The president kicked off a pair of morning tweets by accusing Gov. Andrew M. Cuomo and state Attorney General Letitia James of “illegally” launching an investigation into the National Rifle Association last week, and segued into a claim that New York lawmakers did not "put up a fight" against the $10,000 cap on state and local tax deductions that was enacted in 2017 under a Trump-backed tax plan passed by the then-majority Republican Congress.

“People are fleeing New York State because of high taxes and yes, even oppression of sorts," Trump tweeted. "They didn’t even put up a fight against SALT — could have won. So much litigation. The NRA should leave and fight from the outside of this very difficult to deal with (unfair) State!”

It’s unclear from the president’s tweets whom he faulted for not putting up a fight, but Democrats and Republicans alike rejected the claim.

Lawmakers from both sides of the aisle have repeatedly called on Trump and Congress to eliminate the cap, including two of Trump’s key supporters in the New York congressional delegation, Reps. Peter King (R-Seaford) and Lee Zeldin (R-Shirley). King, Zeldin and Reps. Tom Suozzi (D-Glen Cove) and Nita Lowey (D-White Plains) have all sponsored legislation to reinstate the full SALT deduction.

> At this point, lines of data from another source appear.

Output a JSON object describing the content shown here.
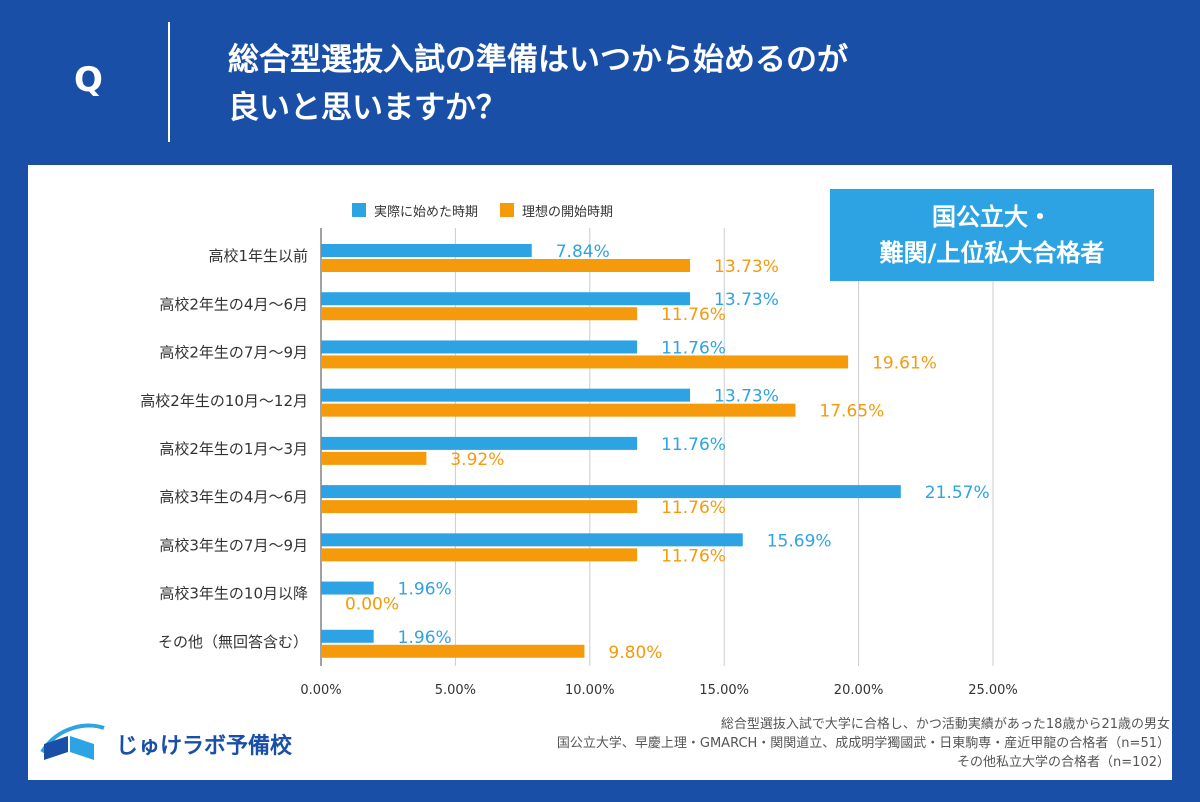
{
  "header": {
    "q_mark": "Q",
    "question_line1": "総合型選抜入試の準備はいつから始めるのが",
    "question_line2": "良いと思いますか？"
  },
  "badge": {
    "line1": "国公立大・",
    "line2": "難関/上位私大合格者"
  },
  "footnote": {
    "line1": "総合型選抜入試で大学に合格し、かつ活動実績があった18歳から21歳の男女",
    "line2": "国公立大学、早慶上理・GMARCH・関関道立、成成明学獨國武・日東駒専・産近甲龍の合格者（n=51）",
    "line3": "その他私立大学の合格者（n=102）"
  },
  "logo": {
    "text": "じゅけラボ予備校"
  },
  "colors": {
    "blue": "#2ea3e3",
    "orange": "#f59a0a",
    "header_bg": "#1a4fa8"
  },
  "chart_data": {
    "type": "bar",
    "orientation": "horizontal",
    "categories": [
      "高校1年生以前",
      "高校2年生の4月～6月",
      "高校2年生の7月～9月",
      "高校2年生の10月～12月",
      "高校2年生の1月～3月",
      "高校3年生の4月～6月",
      "高校3年生の7月～9月",
      "高校3年生の10月以降",
      "その他（無回答含む）"
    ],
    "series": [
      {
        "name": "実際に始めた時期",
        "values": [
          7.84,
          13.73,
          11.76,
          13.73,
          11.76,
          21.57,
          15.69,
          1.96,
          1.96
        ],
        "labels": [
          "7.84%",
          "13.73%",
          "11.76%",
          "13.73%",
          "11.76%",
          "21.57%",
          "15.69%",
          "1.96%",
          "1.96%"
        ]
      },
      {
        "name": "理想の開始時期",
        "values": [
          13.73,
          11.76,
          19.61,
          17.65,
          3.92,
          11.76,
          11.76,
          0.0,
          9.8
        ],
        "labels": [
          "13.73%",
          "11.76%",
          "19.61%",
          "17.65%",
          "3.92%",
          "11.76%",
          "11.76%",
          "0.00%",
          "9.80%"
        ]
      }
    ],
    "xticks": [
      0,
      5,
      10,
      15,
      20,
      25
    ],
    "xtick_labels": [
      "0.00%",
      "5.00%",
      "10.00%",
      "15.00%",
      "20.00%",
      "25.00%"
    ],
    "xlim": [
      0,
      25
    ],
    "legend_position": "top"
  }
}
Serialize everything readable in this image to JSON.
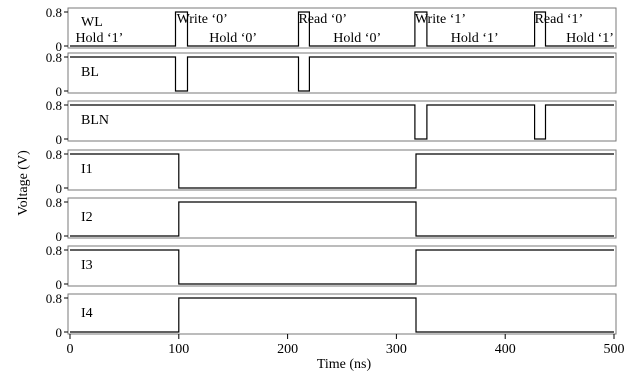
{
  "chart_data": {
    "type": "line",
    "xlabel": "Time (ns)",
    "ylabel": "Voltage (V)",
    "xlim": [
      0,
      500
    ],
    "x_ticks": [
      0,
      100,
      200,
      300,
      400,
      500
    ],
    "x_tick_labels": [
      "0",
      "100",
      "200",
      "300",
      "400",
      "500"
    ],
    "y_tick_labels": [
      "0.8",
      "0"
    ],
    "ylim": [
      0,
      0.85
    ],
    "grid": false,
    "panels": [
      {
        "name": "WL",
        "x": [
          0,
          97,
          97,
          108,
          108,
          210,
          210,
          220,
          220,
          317,
          317,
          328,
          328,
          427,
          427,
          437,
          437,
          500
        ],
        "y": [
          0,
          0,
          0.8,
          0.8,
          0,
          0,
          0.8,
          0.8,
          0,
          0,
          0.8,
          0.8,
          0,
          0,
          0.8,
          0.8,
          0,
          0
        ]
      },
      {
        "name": "BL",
        "x": [
          0,
          97,
          97,
          108,
          108,
          210,
          210,
          220,
          220,
          500
        ],
        "y": [
          0.8,
          0.8,
          0,
          0,
          0.8,
          0.8,
          0,
          0,
          0.8,
          0.8
        ]
      },
      {
        "name": "BLN",
        "x": [
          0,
          317,
          317,
          328,
          328,
          427,
          427,
          437,
          437,
          500
        ],
        "y": [
          0.8,
          0.8,
          0,
          0,
          0.8,
          0.8,
          0,
          0,
          0.8,
          0.8
        ]
      },
      {
        "name": "I1",
        "x": [
          0,
          100,
          100,
          318,
          318,
          500
        ],
        "y": [
          0.8,
          0.8,
          0,
          0,
          0.8,
          0.8
        ]
      },
      {
        "name": "I2",
        "x": [
          0,
          100,
          100,
          318,
          318,
          500
        ],
        "y": [
          0,
          0,
          0.8,
          0.8,
          0,
          0
        ]
      },
      {
        "name": "I3",
        "x": [
          0,
          100,
          100,
          318,
          318,
          500
        ],
        "y": [
          0.8,
          0.8,
          0,
          0,
          0.8,
          0.8
        ]
      },
      {
        "name": "I4",
        "x": [
          0,
          100,
          100,
          318,
          318,
          500
        ],
        "y": [
          0,
          0,
          0.8,
          0.8,
          0,
          0
        ]
      }
    ],
    "annotations": [
      {
        "text": "Hold  ‘1’",
        "x": 5,
        "row": "lower"
      },
      {
        "text": "Write  ‘0’",
        "x": 98,
        "row": "upper"
      },
      {
        "text": "Hold  ‘0’",
        "x": 128,
        "row": "lower"
      },
      {
        "text": "Read  ‘0’",
        "x": 210,
        "row": "upper"
      },
      {
        "text": "Hold  ‘0’",
        "x": 242,
        "row": "lower"
      },
      {
        "text": "Write  ‘1’",
        "x": 317,
        "row": "upper"
      },
      {
        "text": "Hold  ‘1’",
        "x": 350,
        "row": "lower"
      },
      {
        "text": "Read  ‘1’",
        "x": 427,
        "row": "upper"
      },
      {
        "text": "Hold  ‘1’",
        "x": 456,
        "row": "lower"
      }
    ]
  }
}
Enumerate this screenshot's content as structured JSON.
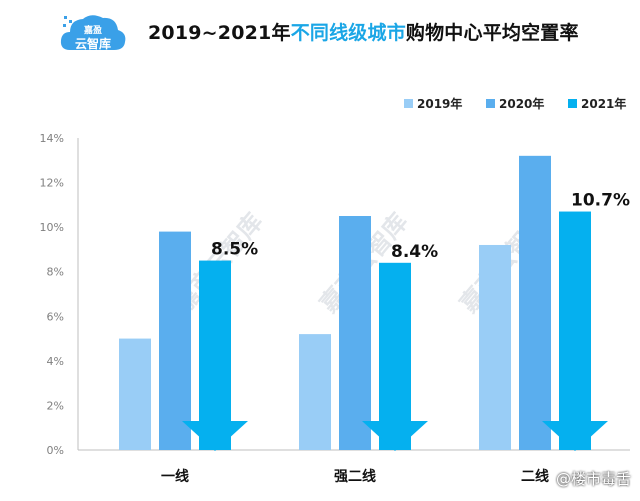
{
  "header": {
    "logo_line1": "嘉盈",
    "logo_line2": "云智库",
    "title_part1": "2019~2021年",
    "title_part2": "不同线级城市",
    "title_part3": "购物中心平均空置率"
  },
  "footer": {
    "watermark": "@楼市毒舌"
  },
  "colors": {
    "s2019": "#99cdf6",
    "s2020": "#5aaeee",
    "s2021": "#05b0ef",
    "title_highlight": "#1aa6e6",
    "axis": "#bfbfbf"
  },
  "chart_data": {
    "type": "bar",
    "title": "2019~2021年不同线级城市购物中心平均空置率",
    "categories": [
      "一线",
      "强二线",
      "二线"
    ],
    "series": [
      {
        "name": "2019年",
        "values": [
          5.0,
          5.2,
          9.2
        ]
      },
      {
        "name": "2020年",
        "values": [
          9.8,
          10.5,
          13.2
        ]
      },
      {
        "name": "2021年",
        "values": [
          8.5,
          8.4,
          10.7
        ]
      }
    ],
    "data_labels": [
      "8.5%",
      "8.4%",
      "10.7%"
    ],
    "ylim": [
      0,
      14
    ],
    "yticks": [
      "0%",
      "2%",
      "4%",
      "6%",
      "8%",
      "10%",
      "12%",
      "14%"
    ],
    "legend_position": "top-right",
    "grid": false,
    "watermark_text": "嘉商云智库"
  }
}
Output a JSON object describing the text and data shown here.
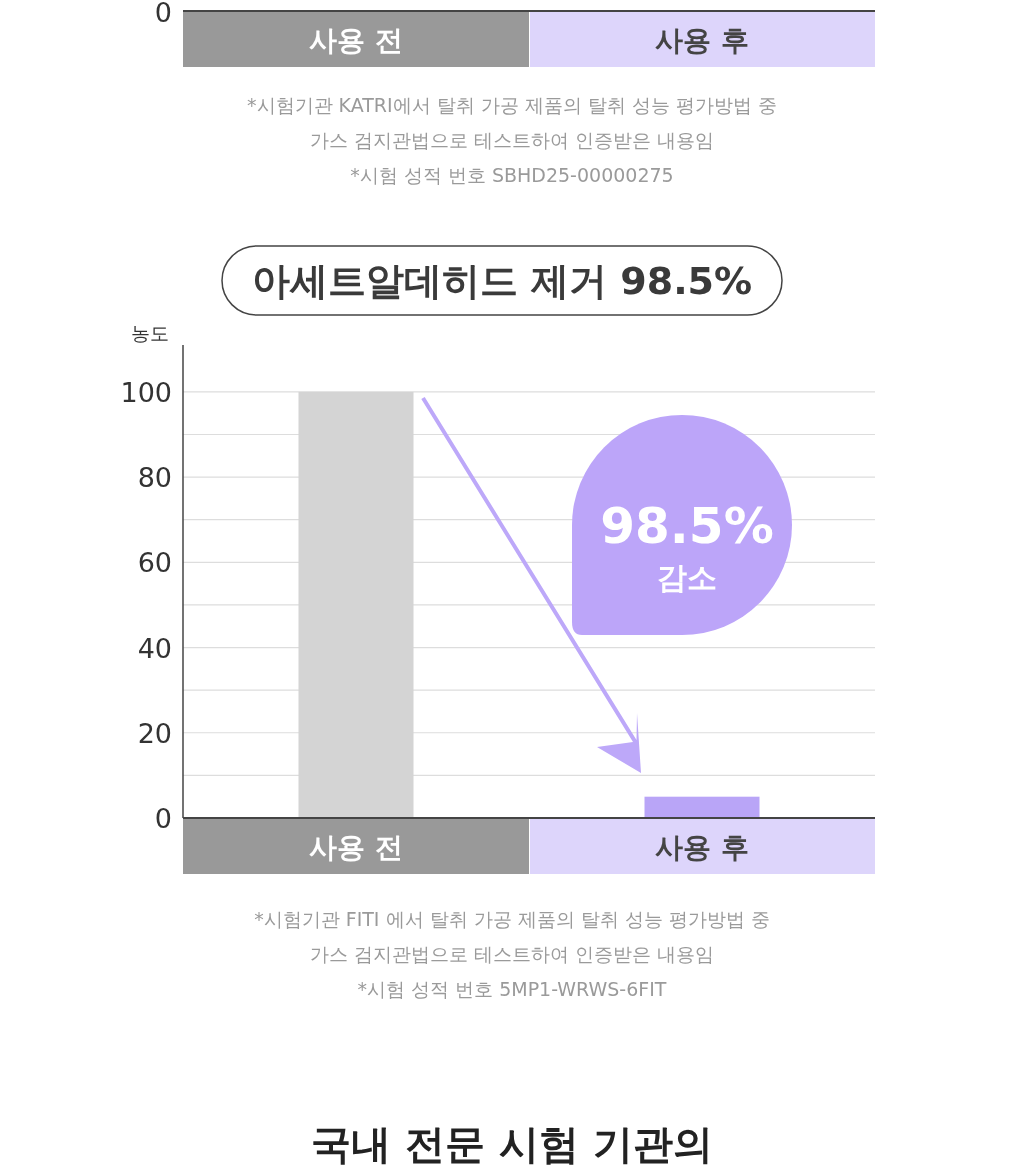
{
  "chart_data": [
    {
      "type": "other",
      "categories": [
        "사용 전",
        "사용 후"
      ],
      "annotations": [
        "0",
        "*시험기관 KATRI에서 탈취 가공 제품의 탈취 성능 평가방법 중",
        "가스 검지관법으로 테스트하여 인증받은 내용임",
        "*시험 성적 번호 SBHD25-00000275"
      ]
    },
    {
      "type": "bar",
      "title": "아세트알데히드 제거 98.5%",
      "ylabel": "농도",
      "categories": [
        "사용 전",
        "사용 후"
      ],
      "values": [
        100,
        5
      ],
      "colors": [
        "#d4d4d4",
        "#b9a5f7"
      ],
      "ylim": [
        0,
        111
      ],
      "yticks": [
        0,
        {
          "value": 10,
          "label": null
        },
        20,
        {
          "value": 30,
          "label": null
        },
        40,
        {
          "value": 50,
          "label": null
        },
        60,
        {
          "value": 70,
          "label": null
        },
        80,
        {
          "value": 90,
          "label": null
        },
        100
      ],
      "grid": "y",
      "annotations": [
        "98.5%",
        "감소",
        "*시험기관 FITI 에서 탈취 가공 제품의 탈취 성능 평가방법 중",
        "가스 검지관법으로 테스트하여 인증받은 내용임",
        "*시험 성적 번호 5MP1-WRWS-6FIT",
        "국내 전문 시험 기관의"
      ]
    }
  ]
}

King, in a phone interview, said Trump was "absolutely wrong" and "rewriting history," noting that he and Zeldin tried to persuade Trump and several White House officials against pursuing the cap.

King said if Trump wanted to, he could persuade the Republican-controlled Senate to repeal the cap.

"He's the president," King said. "He's from New York, but he did more to hurt New York than what's ever been done before. That's the reality and he's trying to pass the buck to us."

Zeldin said Trump's claim on SALT was "infuriating, frustrating and wrong," but he also sided with Trump's assessment on New Yorkers fleeing the state because of high taxes.

"The change that was made to the SALT deduction was horribly flawed policy that put the screws to states like New York in order to pay for deeper tax cuts elsewhere," Zeldin said. "If the President is paying more attention to the issue right now, then he should help fix it, which I would enthusiastically welcome."

Cuomo, in July, announced the state had filed a federal lawsuit, alongside New Jersey, Connecticut and Maryland, seeking to have the SALT cap tossed.

Speaking to reporters after an unrelated event Monday in Wantagh, Cuomo said Trump "is running from his own policy."

“If New York could have stopped it, why did you start it?" Cuomo said. "It was your policy. It is your budget. You took credit for it. Why are you, number one, now abandoning your policy, which is only in the world of Donald Trump? And second, if you knew it was bad for New York, why did you do it?"

Trump, in a February interview at the White House with Newsday and other regional newspaper outlets, said he was “open to talking about” changes to the cap, but ultimately said any changes “would have to be started by Dems in the House.”

Cuomo and James, on Monday, also pushed back on Trump's claim on Twitter that the NRA was "under siege" by the attorney general's probe, launched last week, into the group's tax-exempt status.

Cuomo, in a statement, condemned Trump's leadership on the issue of gun violence, saying the president has "done nothing" to address the nation's increasing number of mass shootings and gun-related deaths.

James's office, in a statement, said the attorney general "is focused on enforcing the rule of law. In any case we pursue, we will follow the facts wherever they may lead. We wish the President would share our respect for the law.”